Some analysts say that Brazil played a major role in getting Mr. Bouterse to break with the Cubans. The Brazilians
are reported to have offered Bouterse arms, aid, and trade if he distanced himself from Cuba. According to one analyst, Brazil turned this offer at one point into what amounted to ''an ultimatum'': Break with the Cubans or come under the domination of Brazil.
The US-led invasion of Grenada may also have contributed to Surinam's break with Cuba, some analysts say.
The Cubans are on the defensive as well in Africa.
Reports from Angola, a large, Cuban-supported and leftist-leaning nation on the west coast of Africa, indicate that antigovernment guerrillas have taken the initiative.
Insurgent forces led by Jonas Savimbi of the National Union for the Total Independence of Angola (UNITA) have gone on the offensive in regions once considered to be firmly under government control. A few months ago, UNITA forces seized a town only 125 miles from Luanda, the Angolan capital. Travelers to Luanda report that the Cubans are not as welcome there as they once were.

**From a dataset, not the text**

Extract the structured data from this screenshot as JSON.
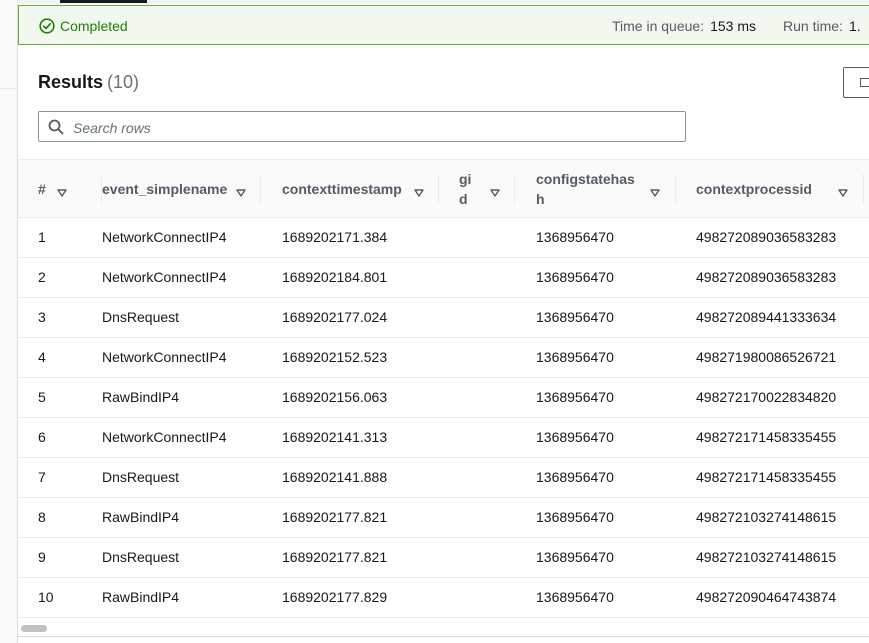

The thousands of Cuban troops in Angola have, until recently at least, played a largely defensive role, protecting important towns and installations. But Mr. Savimbi's forces claim to have killed more than 100 Cubans in a single battle last August.
None of this means that the Cubans, with the largest military force in the Caribbean region except for the US, will now stop causing difficulties for US policymakers. The Cubans are deeply entrenched in Nicaragua and are much more numerous there than in Grenada.
State Department spokesman John Hughes said last week that the US takes seriously reports that some Americans working in Latin America are under death threats reported to have been made by Cuba in the wake of the Grenada invasion.
But Cuba has also made some peace overtures to the United States, which US officials say came in response to American military maneuvers in and around Central America this summer. On July 29, Fidel Castro told American reporters that Cuba would halt military aid to Nicaragua if an agreement were reached for all countries to stop sending arms and advisers to Central America. State Department officials say that they explored this offer with the Cubans but found little of substance to back it up.
Critics of US policy, such as Wayne S. Smith, former chief of the US interests section in Havana, say that the US has not done enough to try to reach an accommodation with Cuba.